A-Eval: A Benchmark for Cross-Dataset Evaluation of Abdominal Multi-Organ Segmentation

Ziyan Huang,Zhongying Deng,Jin Ye,Haoyu Wang,Yanzhou Su,Tianbin Li,Hui Sun,Junlong Cheng,Jianpin Chen,Junjun He,Yun Gu,Shaoting Zhang,Lixu Gu,Yu Qiao
2023-09-08
Abstract:Although deep learning have revolutionized abdominal multi-organ segmentation, models often struggle with generalization due to training on small, specific datasets. With the recent emergence of large-scale datasets, some important questions arise: \textbf{Can models trained on these datasets generalize well on different ones? If yes/no, how to further improve their generalizability?} To address these questions, we introduce A-Eval, a benchmark for the cross-dataset Evaluation ('Eval') of Abdominal ('A') multi-organ segmentation. We employ training sets from four large-scale public datasets: FLARE22, AMOS, WORD, and TotalSegmentator, each providing extensive labels for abdominal multi-organ segmentation. For evaluation, we incorporate the validation sets from these datasets along with the training set from the BTCV dataset, forming a robust benchmark comprising five distinct datasets. We evaluate the generalizability of various models using the A-Eval benchmark, with a focus on diverse data usage scenarios: training on individual datasets independently, utilizing unlabeled data via pseudo-labeling, mixing different modalities, and joint training across all available datasets. Additionally, we explore the impact of model sizes on cross-dataset generalizability. Through these analyses, we underline the importance of effective data usage in enhancing models' generalization capabilities, offering valuable insights for assembling large-scale datasets and improving training strategies. The code and pre-trained models are available at \href{<a class="link-external link-https" href="https://github.com/uni-medical/A-Eval" rel="external noopener nofollow">this https URL</a>}{<a class="link-external link-https" href="https://github.com/uni-medical/A-Eval" rel="external noopener nofollow">this https URL</a>}.

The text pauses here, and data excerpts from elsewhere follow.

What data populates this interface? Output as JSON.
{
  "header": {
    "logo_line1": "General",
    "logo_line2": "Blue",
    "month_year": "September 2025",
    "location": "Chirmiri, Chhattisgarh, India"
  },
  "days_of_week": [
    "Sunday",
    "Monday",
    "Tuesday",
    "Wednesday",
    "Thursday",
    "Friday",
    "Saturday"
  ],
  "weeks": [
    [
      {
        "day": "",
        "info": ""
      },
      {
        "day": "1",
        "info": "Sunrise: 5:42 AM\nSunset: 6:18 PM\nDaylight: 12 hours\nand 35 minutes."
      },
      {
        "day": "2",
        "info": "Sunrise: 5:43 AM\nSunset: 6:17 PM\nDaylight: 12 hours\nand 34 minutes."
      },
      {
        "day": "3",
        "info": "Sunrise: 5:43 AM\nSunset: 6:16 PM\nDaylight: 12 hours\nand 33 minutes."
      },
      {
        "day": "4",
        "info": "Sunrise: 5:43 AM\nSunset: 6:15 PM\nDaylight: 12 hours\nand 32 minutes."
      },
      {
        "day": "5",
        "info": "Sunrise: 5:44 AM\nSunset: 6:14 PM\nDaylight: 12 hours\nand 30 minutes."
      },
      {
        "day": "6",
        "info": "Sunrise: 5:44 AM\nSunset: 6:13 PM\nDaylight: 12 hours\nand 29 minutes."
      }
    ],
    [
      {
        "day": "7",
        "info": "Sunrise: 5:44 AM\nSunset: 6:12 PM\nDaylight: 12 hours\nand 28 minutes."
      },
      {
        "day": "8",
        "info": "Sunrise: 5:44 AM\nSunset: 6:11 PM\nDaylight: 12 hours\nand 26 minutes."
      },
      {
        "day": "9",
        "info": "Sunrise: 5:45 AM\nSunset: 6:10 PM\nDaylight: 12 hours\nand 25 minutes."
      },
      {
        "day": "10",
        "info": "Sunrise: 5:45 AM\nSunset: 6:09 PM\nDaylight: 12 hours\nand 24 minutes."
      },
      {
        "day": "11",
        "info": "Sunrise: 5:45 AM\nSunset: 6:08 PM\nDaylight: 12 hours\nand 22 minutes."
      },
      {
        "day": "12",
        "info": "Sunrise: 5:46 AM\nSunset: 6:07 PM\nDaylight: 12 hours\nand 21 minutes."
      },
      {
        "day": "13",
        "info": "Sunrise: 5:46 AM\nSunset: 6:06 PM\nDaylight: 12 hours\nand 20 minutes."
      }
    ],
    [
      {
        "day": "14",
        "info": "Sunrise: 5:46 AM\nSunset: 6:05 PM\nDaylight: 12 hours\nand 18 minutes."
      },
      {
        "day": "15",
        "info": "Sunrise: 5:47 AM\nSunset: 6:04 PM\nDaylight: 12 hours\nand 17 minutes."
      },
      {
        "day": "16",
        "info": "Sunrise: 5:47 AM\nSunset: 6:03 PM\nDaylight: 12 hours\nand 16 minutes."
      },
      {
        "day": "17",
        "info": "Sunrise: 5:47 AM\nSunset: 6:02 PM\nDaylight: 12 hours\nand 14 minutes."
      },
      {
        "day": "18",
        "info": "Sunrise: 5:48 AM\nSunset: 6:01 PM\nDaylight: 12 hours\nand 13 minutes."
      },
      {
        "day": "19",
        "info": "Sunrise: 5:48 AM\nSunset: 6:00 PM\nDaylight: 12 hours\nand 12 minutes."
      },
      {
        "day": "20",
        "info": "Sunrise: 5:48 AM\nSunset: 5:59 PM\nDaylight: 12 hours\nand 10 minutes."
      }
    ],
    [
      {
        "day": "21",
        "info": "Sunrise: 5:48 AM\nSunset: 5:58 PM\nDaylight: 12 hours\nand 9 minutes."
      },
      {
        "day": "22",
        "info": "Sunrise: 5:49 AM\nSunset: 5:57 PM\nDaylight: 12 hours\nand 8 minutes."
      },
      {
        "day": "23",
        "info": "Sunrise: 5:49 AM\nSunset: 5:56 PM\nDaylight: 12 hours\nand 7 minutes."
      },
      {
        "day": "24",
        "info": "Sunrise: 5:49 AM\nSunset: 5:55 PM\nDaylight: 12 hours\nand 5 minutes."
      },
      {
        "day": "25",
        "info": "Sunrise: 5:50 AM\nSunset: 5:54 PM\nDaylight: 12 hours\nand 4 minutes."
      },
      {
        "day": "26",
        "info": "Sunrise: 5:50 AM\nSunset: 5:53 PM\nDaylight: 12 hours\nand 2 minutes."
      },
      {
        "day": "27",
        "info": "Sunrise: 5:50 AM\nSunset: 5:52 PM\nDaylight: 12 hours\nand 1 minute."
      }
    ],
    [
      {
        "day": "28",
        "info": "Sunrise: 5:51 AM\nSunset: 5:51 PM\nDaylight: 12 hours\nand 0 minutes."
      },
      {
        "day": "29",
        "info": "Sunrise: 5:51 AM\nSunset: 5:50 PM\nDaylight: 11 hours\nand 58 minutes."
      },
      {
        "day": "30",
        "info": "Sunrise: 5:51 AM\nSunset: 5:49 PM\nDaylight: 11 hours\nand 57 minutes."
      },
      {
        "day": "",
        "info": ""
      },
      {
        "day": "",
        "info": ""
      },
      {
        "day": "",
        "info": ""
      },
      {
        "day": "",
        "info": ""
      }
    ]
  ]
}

Image and Video Processing,Computer Vision and Pattern Recognition
What problem does this paper attempt to address?
The paper aims to address the issue of generalization capability of abdominal multi-organ segmentation models across different datasets. The researchers introduced a new benchmark called A-Eval, specifically designed for evaluating cross-dataset abdominal multi-organ segmentation performance. The A-Eval benchmark integrates the training sets of four large public datasets (FLARE22, AMOS, WORD, and TotalSegmentator) and the validation sets of these datasets plus the training set of the BTCV dataset, forming a robust benchmark that includes five unique datasets. The paper mainly focuses on the following points: 1. **Evaluation of Model Generalization Capability**: Through the A-Eval benchmark, researchers evaluated the generalization capability of various models across different datasets, including models trained independently on each dataset, models utilizing unlabeled data, models dealing with multimodal data, and models jointly trained on multiple datasets. 2. **Impact of Data Usage Scenarios**: The study explored the impact of different data usage scenarios on model generalization capability, such as using a single dataset, leveraging unlabeled data, handling multimodal data from CT and MRI, and joint training on all available datasets. 3. **Role of Model Size**: The paper also investigated the impact of model size on cross-dataset generalization capability by comparing model variants with different parameter scales. 4. **Experimental Results and Analysis**: Through a series of experiments, the paper demonstrated the performance of models trained on different datasets on other datasets and analyzed how pseudo-labeling techniques, multimodal data usage, and model size affect the model's generalization capability. The contribution of the paper lies in proposing a comprehensive evaluation method to assess the cross-dataset generalization capability of abdominal multi-organ segmentation models in a standardized way, providing valuable insights and references for future research.